このような経過から、ヨーロッパの軍服には主に二つの色が徐々に定着しました。一つ目は深緑(ライフル・グリーン)で、ドイツは銃撃部隊に自然に強い猟師達をリクルートしました。森の象徴である緑色が軍服に採用され、カモフラージュとしての役割は少なかったのですが、今日も使われているオリーブの基となっています。もう一つの色は、ペルシャ語で「埃」を意味する khak から産まれたカーキ色です。イギリス軍は従来の赤い上着や白い軍服から、インドやアフリカの戦場での過酷な気象条件に適したカーキ色の軍服を使うようになりました。当初は、スパイスやお茶などで染められた軍服は不評でしたが、時間が経つにつれてスタイルよりも実用性が重視されるようになりました。より地味なカーキ色も迷彩としての目的は低かったものの、緑やカーキ色の制服は第二次世界大戦まで重宝され、新しいカモフラージュの開発において重要な背景になりました。統一された軍服は、アメリカの独立戦争、フランス革命の時にも採用されて実績を残しました。

第一次世界大戦

20世紀の頭には、ドイツ、フランス、イギリスが競って芸術家や技術者を雇い、カモフラージュの研究を進めます。興味深いことに、カモフラージュを最初に必要としたのは兵隊の制服ではなく、飛行機や船舶、基地などの軍用設備を敵の視察機の目から守ることでした。第一次世界大戦では飛行船隊が台頭し、上空からのモノクロ写真に対して、地上でのカモフラージュは非常に効果的でした。

この時期には幾何学的な模様が迷彩に取り入れられています。1916年の終わりには、ドイツがロゼンジ(Lozenge)と呼ばれる、色鮮やかな多角形パターンを布に印刷したカモフラージュ柄を考案しました。ロゼンジ布は機体の内外に部分によってカスタム化されたデザインが貼られ、上空と地上からのカモフラージュに成功しました(もっとも、機体に塗られた国のシンボルマークが迷彩を台無しにしたという話もありますが)。同じように、英国艦隊は斬新なダズル(Dazzle)と呼ばれる、明暗のはっきりした縞模様を基調にしたパターンを開発し、魚雷を積んだ潜水艦に対応しました。
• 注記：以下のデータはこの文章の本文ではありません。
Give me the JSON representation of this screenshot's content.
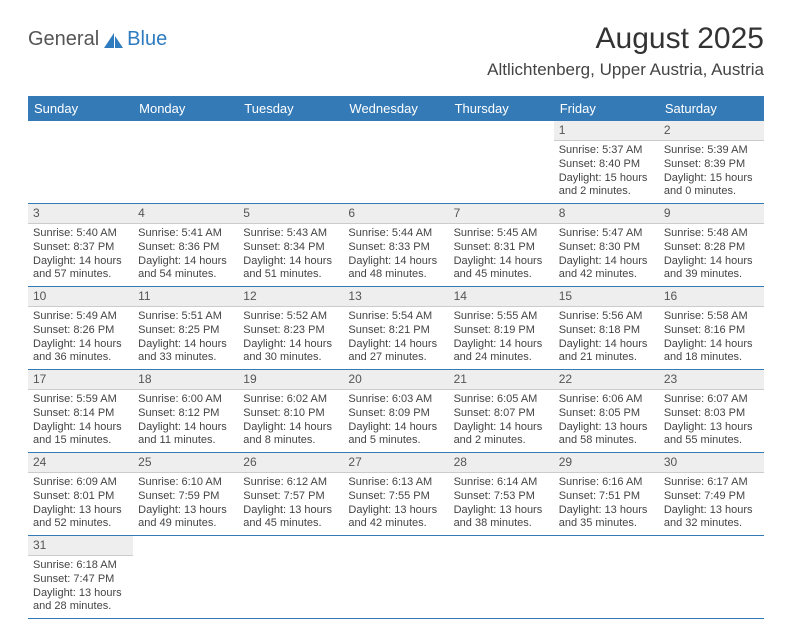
{
  "logo": {
    "part1": "General",
    "part2": "Blue"
  },
  "title": "August 2025",
  "location": "Altlichtenberg, Upper Austria, Austria",
  "colors": {
    "header_bg": "#337ab7",
    "header_text": "#ffffff",
    "daynum_bg": "#eeeeee",
    "week_border": "#337ab7",
    "logo_blue": "#2f7bbf"
  },
  "day_names": [
    "Sunday",
    "Monday",
    "Tuesday",
    "Wednesday",
    "Thursday",
    "Friday",
    "Saturday"
  ],
  "weeks": [
    [
      {
        "n": "",
        "sr": "",
        "ss": "",
        "dl": ""
      },
      {
        "n": "",
        "sr": "",
        "ss": "",
        "dl": ""
      },
      {
        "n": "",
        "sr": "",
        "ss": "",
        "dl": ""
      },
      {
        "n": "",
        "sr": "",
        "ss": "",
        "dl": ""
      },
      {
        "n": "",
        "sr": "",
        "ss": "",
        "dl": ""
      },
      {
        "n": "1",
        "sr": "Sunrise: 5:37 AM",
        "ss": "Sunset: 8:40 PM",
        "dl": "Daylight: 15 hours and 2 minutes."
      },
      {
        "n": "2",
        "sr": "Sunrise: 5:39 AM",
        "ss": "Sunset: 8:39 PM",
        "dl": "Daylight: 15 hours and 0 minutes."
      }
    ],
    [
      {
        "n": "3",
        "sr": "Sunrise: 5:40 AM",
        "ss": "Sunset: 8:37 PM",
        "dl": "Daylight: 14 hours and 57 minutes."
      },
      {
        "n": "4",
        "sr": "Sunrise: 5:41 AM",
        "ss": "Sunset: 8:36 PM",
        "dl": "Daylight: 14 hours and 54 minutes."
      },
      {
        "n": "5",
        "sr": "Sunrise: 5:43 AM",
        "ss": "Sunset: 8:34 PM",
        "dl": "Daylight: 14 hours and 51 minutes."
      },
      {
        "n": "6",
        "sr": "Sunrise: 5:44 AM",
        "ss": "Sunset: 8:33 PM",
        "dl": "Daylight: 14 hours and 48 minutes."
      },
      {
        "n": "7",
        "sr": "Sunrise: 5:45 AM",
        "ss": "Sunset: 8:31 PM",
        "dl": "Daylight: 14 hours and 45 minutes."
      },
      {
        "n": "8",
        "sr": "Sunrise: 5:47 AM",
        "ss": "Sunset: 8:30 PM",
        "dl": "Daylight: 14 hours and 42 minutes."
      },
      {
        "n": "9",
        "sr": "Sunrise: 5:48 AM",
        "ss": "Sunset: 8:28 PM",
        "dl": "Daylight: 14 hours and 39 minutes."
      }
    ],
    [
      {
        "n": "10",
        "sr": "Sunrise: 5:49 AM",
        "ss": "Sunset: 8:26 PM",
        "dl": "Daylight: 14 hours and 36 minutes."
      },
      {
        "n": "11",
        "sr": "Sunrise: 5:51 AM",
        "ss": "Sunset: 8:25 PM",
        "dl": "Daylight: 14 hours and 33 minutes."
      },
      {
        "n": "12",
        "sr": "Sunrise: 5:52 AM",
        "ss": "Sunset: 8:23 PM",
        "dl": "Daylight: 14 hours and 30 minutes."
      },
      {
        "n": "13",
        "sr": "Sunrise: 5:54 AM",
        "ss": "Sunset: 8:21 PM",
        "dl": "Daylight: 14 hours and 27 minutes."
      },
      {
        "n": "14",
        "sr": "Sunrise: 5:55 AM",
        "ss": "Sunset: 8:19 PM",
        "dl": "Daylight: 14 hours and 24 minutes."
      },
      {
        "n": "15",
        "sr": "Sunrise: 5:56 AM",
        "ss": "Sunset: 8:18 PM",
        "dl": "Daylight: 14 hours and 21 minutes."
      },
      {
        "n": "16",
        "sr": "Sunrise: 5:58 AM",
        "ss": "Sunset: 8:16 PM",
        "dl": "Daylight: 14 hours and 18 minutes."
      }
    ],
    [
      {
        "n": "17",
        "sr": "Sunrise: 5:59 AM",
        "ss": "Sunset: 8:14 PM",
        "dl": "Daylight: 14 hours and 15 minutes."
      },
      {
        "n": "18",
        "sr": "Sunrise: 6:00 AM",
        "ss": "Sunset: 8:12 PM",
        "dl": "Daylight: 14 hours and 11 minutes."
      },
      {
        "n": "19",
        "sr": "Sunrise: 6:02 AM",
        "ss": "Sunset: 8:10 PM",
        "dl": "Daylight: 14 hours and 8 minutes."
      },
      {
        "n": "20",
        "sr": "Sunrise: 6:03 AM",
        "ss": "Sunset: 8:09 PM",
        "dl": "Daylight: 14 hours and 5 minutes."
      },
      {
        "n": "21",
        "sr": "Sunrise: 6:05 AM",
        "ss": "Sunset: 8:07 PM",
        "dl": "Daylight: 14 hours and 2 minutes."
      },
      {
        "n": "22",
        "sr": "Sunrise: 6:06 AM",
        "ss": "Sunset: 8:05 PM",
        "dl": "Daylight: 13 hours and 58 minutes."
      },
      {
        "n": "23",
        "sr": "Sunrise: 6:07 AM",
        "ss": "Sunset: 8:03 PM",
        "dl": "Daylight: 13 hours and 55 minutes."
      }
    ],
    [
      {
        "n": "24",
        "sr": "Sunrise: 6:09 AM",
        "ss": "Sunset: 8:01 PM",
        "dl": "Daylight: 13 hours and 52 minutes."
      },
      {
        "n": "25",
        "sr": "Sunrise: 6:10 AM",
        "ss": "Sunset: 7:59 PM",
        "dl": "Daylight: 13 hours and 49 minutes."
      },
      {
        "n": "26",
        "sr": "Sunrise: 6:12 AM",
        "ss": "Sunset: 7:57 PM",
        "dl": "Daylight: 13 hours and 45 minutes."
      },
      {
        "n": "27",
        "sr": "Sunrise: 6:13 AM",
        "ss": "Sunset: 7:55 PM",
        "dl": "Daylight: 13 hours and 42 minutes."
      },
      {
        "n": "28",
        "sr": "Sunrise: 6:14 AM",
        "ss": "Sunset: 7:53 PM",
        "dl": "Daylight: 13 hours and 38 minutes."
      },
      {
        "n": "29",
        "sr": "Sunrise: 6:16 AM",
        "ss": "Sunset: 7:51 PM",
        "dl": "Daylight: 13 hours and 35 minutes."
      },
      {
        "n": "30",
        "sr": "Sunrise: 6:17 AM",
        "ss": "Sunset: 7:49 PM",
        "dl": "Daylight: 13 hours and 32 minutes."
      }
    ],
    [
      {
        "n": "31",
        "sr": "Sunrise: 6:18 AM",
        "ss": "Sunset: 7:47 PM",
        "dl": "Daylight: 13 hours and 28 minutes."
      },
      {
        "n": "",
        "sr": "",
        "ss": "",
        "dl": ""
      },
      {
        "n": "",
        "sr": "",
        "ss": "",
        "dl": ""
      },
      {
        "n": "",
        "sr": "",
        "ss": "",
        "dl": ""
      },
      {
        "n": "",
        "sr": "",
        "ss": "",
        "dl": ""
      },
      {
        "n": "",
        "sr": "",
        "ss": "",
        "dl": ""
      },
      {
        "n": "",
        "sr": "",
        "ss": "",
        "dl": ""
      }
    ]
  ]
}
一般の兵隊達は、迷彩の軍服をまだ好まず、イギリスやアメリカの部隊はカーキ色を採用し続けていました。唯一の地上部隊での活用は、ドイツ軍のスタールヘルム(stahlhelm)というヘルメットで、自国の軍用機の迷彩を取り入れた抽象的なパターンが塗装されています。

第二次世界大戦、冷戦、そしてベトナム

第一次世界大戦が終わると、ドイツが迷彩の実用化を推し進めます。1930年代には有名な「スプリッター(Splitter)」パターンをドイツ軍の公式迷彩として採用します。その後開発された、木や葉などをテーマにした迷彩は、エリートのWaffen-SSのみが着用していました。この頃も、他の先進国のカモフラージュ服はまだ実験段階で、初期の迷彩柄は人気が無いためにあまり浸透しませんでした。

第二次世界大戦が終局を迎え、ソビエトとアメリカが主導権を握り冷戦時代に突入すると、他国のカモフラージュにも影響を及ぼすようになります。政治色の強いドイツ軍のパターンはあまりコピーされなかったものの、東欧諸国はこのデザインを受け継ぎつつ、新しい柄を開発していきました。ソビエト軍の新たな展開としては、ピクセル系のクラスタ柄を採用しました。一方アメリカは、ベトナム戦争の過酷な戦場でカモフラージュが必要となり、ウッドランド(Woodland)柄とタイガーストライプ(Tigerstripe)柄が定着します。

現代のカモフラージュと、その未来系

今日の迷彩服は、地理や天候に対応するだけでなく、軍隊において、その国の象徴になっています。個性を反映したデザインは、国旗と似たような機能を持つため、新たな独立国などは必ず新しい迷彩柄を導入します。近代のテクノロジーの進化に伴い、カモフラージュは赤外線や熱線映像などにも対応していくようになり、同時にコンピュータで計算された迷彩柄などの研究も続けられています。また、カモフラージュはミリタリーのコレクターや、一般人のファッション、デザイン界などに幅広く受け入れられ、文字通り社会に溶け込むようになりました。映画「プレデター」や、アニメ「攻殻機動隊」の熱光学迷彩に見られるような未来のカモフラージュが浸透する頃には、リアルタイムに外部環境の情報に対応する衣服が産まれ、人間はますますカメレオンのようになっていくことでしょう。